MARK is building its life sciences team in the UK, Europe’s most developed life sciences real estate market. However, Meijer sees a longer-term opportunity in continental Europe. “A lot of the biotech hubs today in Europe are directly owned by universities, local municipalities and government institutions, which is different from the UK, where we would look to make our first acquisitions,” he says. “Acquiring these publicly-owned assets in Europe will be difficult. However, the bigger opportunity is to focus on those same areas, but to build in and around those biotech hubs, where you can still access opportunities outside the sites owned by public institutions.”
Savills research expects new life sciences clusters across Europe, partially driven by EU funding, which will no longer be allocated to the UK now that it has left the bloc. Asia-Pacific is also expected to see growth in life sciences real estate, but it is currently underdeveloped compared with the US and Europe, and life sciences R&D investment per capita, outside of Australia and Japan is a fraction of that in the West.
Follow the talent, follow the money
Educational excellence and funding means the US dominates life sciences, while the UK, Switzerland and China stand out in their regions
The leading US position in life sciences education and funding means it is the largest and most developed market for real estate serving the sector.
Life sciences companies are driven by available talent and so often cluster around universities. This means the US, home to eight of the top 10 universities for life sciences, according to the Times World University Rankings, dominates the field. The main clusters are in the Bay Area of California and Cambridge, Massachusetts.
The UK follows, with two universities in the top 10 and four in the top 20 and clusters in Oxford, Cambridge and London. In continental Europe, Switzerland, the Netherlands, Germany, Sweden, France and Belgium all have top 50 universities. In Asia-Pacific, China, Japan and Singapore host top 50 universities, with Singapore boasting two.

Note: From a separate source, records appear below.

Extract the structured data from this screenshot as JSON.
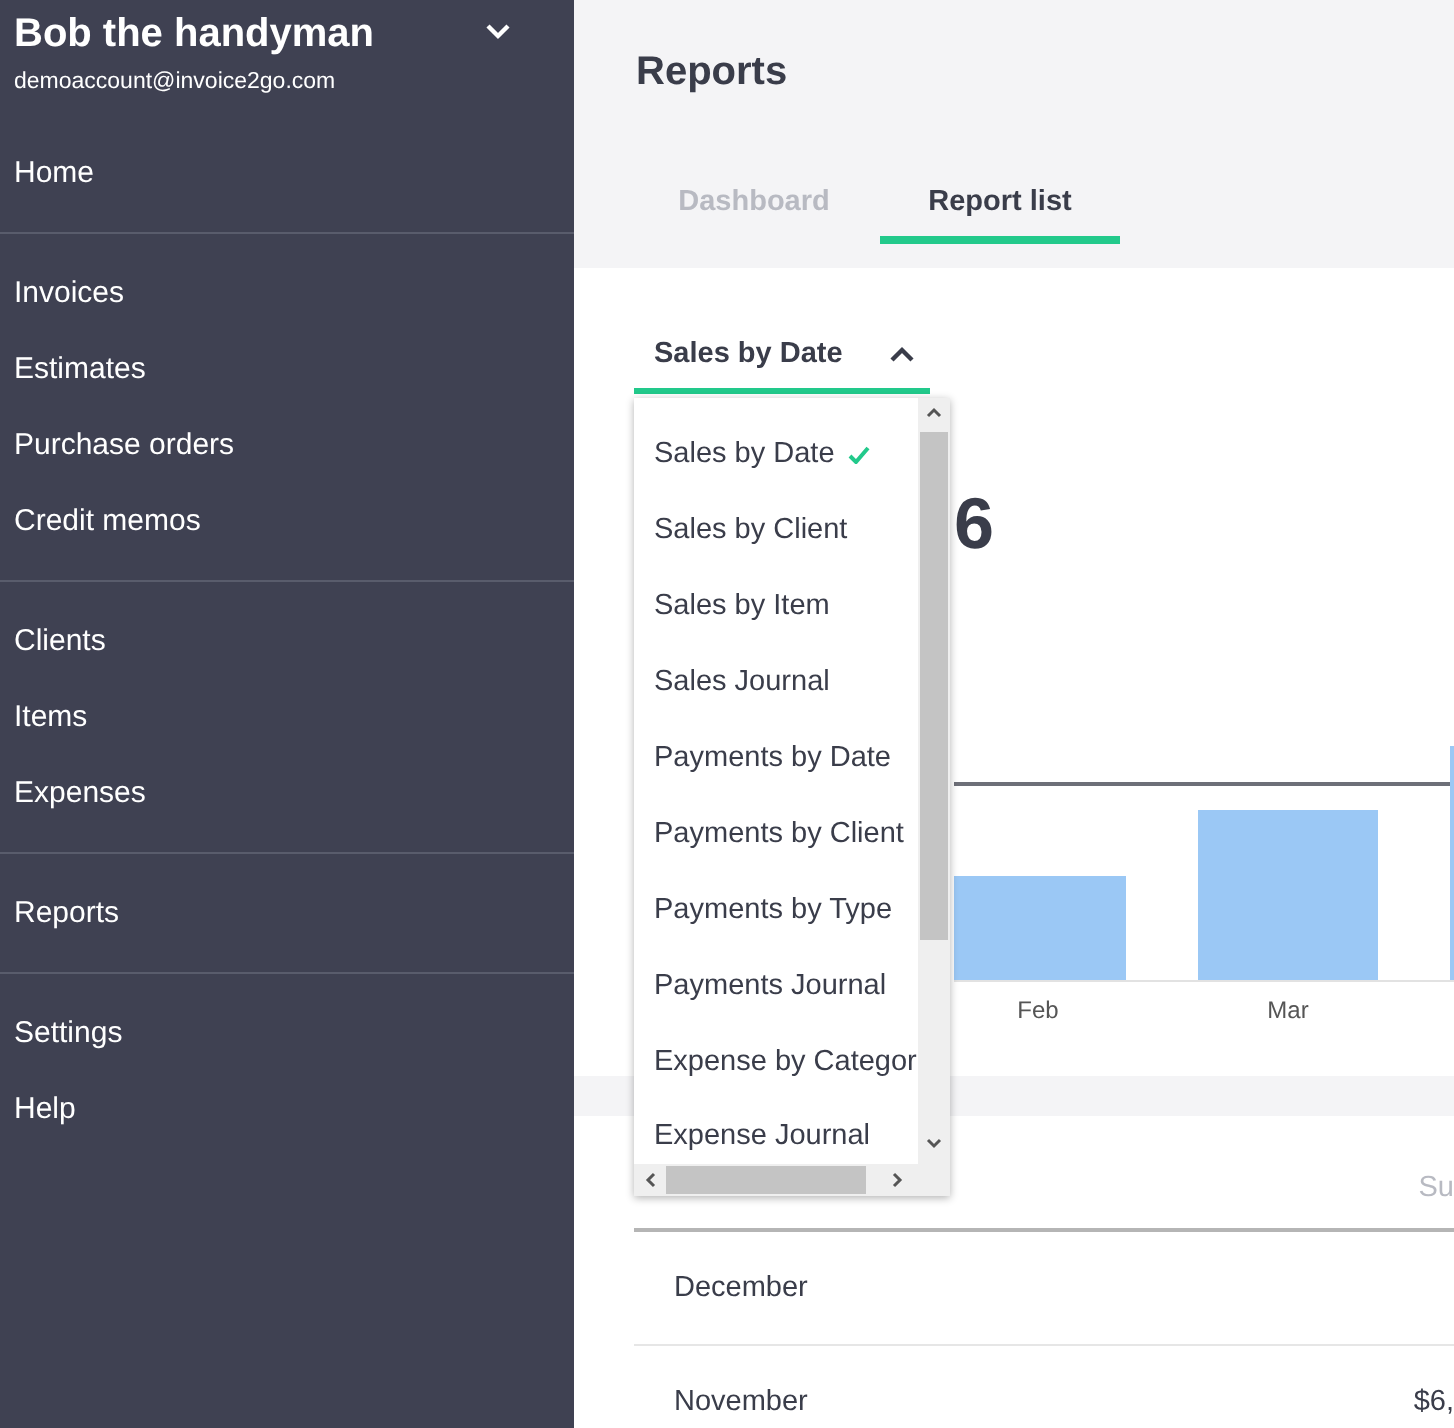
{
  "sidebar": {
    "account_name": "Bob the handyman",
    "email": "demoaccount@invoice2go.com",
    "groups": [
      {
        "items": [
          "Home"
        ]
      },
      {
        "items": [
          "Invoices",
          "Estimates",
          "Purchase orders",
          "Credit memos"
        ]
      },
      {
        "items": [
          "Clients",
          "Items",
          "Expenses"
        ]
      },
      {
        "items": [
          "Reports"
        ]
      },
      {
        "items": [
          "Settings",
          "Help"
        ]
      }
    ]
  },
  "page_title": "Reports",
  "tabs": [
    {
      "label": "Dashboard",
      "selected": false
    },
    {
      "label": "Report list",
      "selected": true
    }
  ],
  "report_select": {
    "value": "Sales by Date",
    "expanded": true,
    "options": [
      {
        "label": "Sales by Date",
        "selected": true
      },
      {
        "label": "Sales by Client",
        "selected": false
      },
      {
        "label": "Sales by Item",
        "selected": false
      },
      {
        "label": "Sales Journal",
        "selected": false
      },
      {
        "label": "Payments by Date",
        "selected": false
      },
      {
        "label": "Payments by Client",
        "selected": false
      },
      {
        "label": "Payments by Type",
        "selected": false
      },
      {
        "label": "Payments Journal",
        "selected": false
      },
      {
        "label": "Expense by Categor",
        "selected": false
      },
      {
        "label": "Expense Journal",
        "selected": false
      }
    ]
  },
  "summary": {
    "total": "6"
  },
  "chart": {
    "labels": [
      "Feb",
      "Mar"
    ]
  },
  "table": {
    "column_2": "Su",
    "rows": [
      {
        "month": "December"
      },
      {
        "month": "November",
        "column_2": "$6,"
      }
    ]
  }
}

The US is similarly dominant in terms of the capital allocated to life sciences: there were 27 US life sciences IPOs in first half of 2020, generating $4.8 billion in proceeds, and with an average post-issuance share price increase of 70 percent. According to Savills’ Life Sciences: Trends and Outlook report, US life science corporate investment volumes, including M&A, IPO, venture capital and private equity deals, was more than $1.2 trillion from 2015-19, more than the rest of the world combined. Coming a long way behind were Ireland, Switzerland, the UK and China.
Investors in life sciences real estate, even if they are not targeting the US, need to be aware of the demands of that market. Savills notes that when “discussing real estate requirements with companies based in the UK, the connectivity to the East or West Coast in the US is the most important” factor.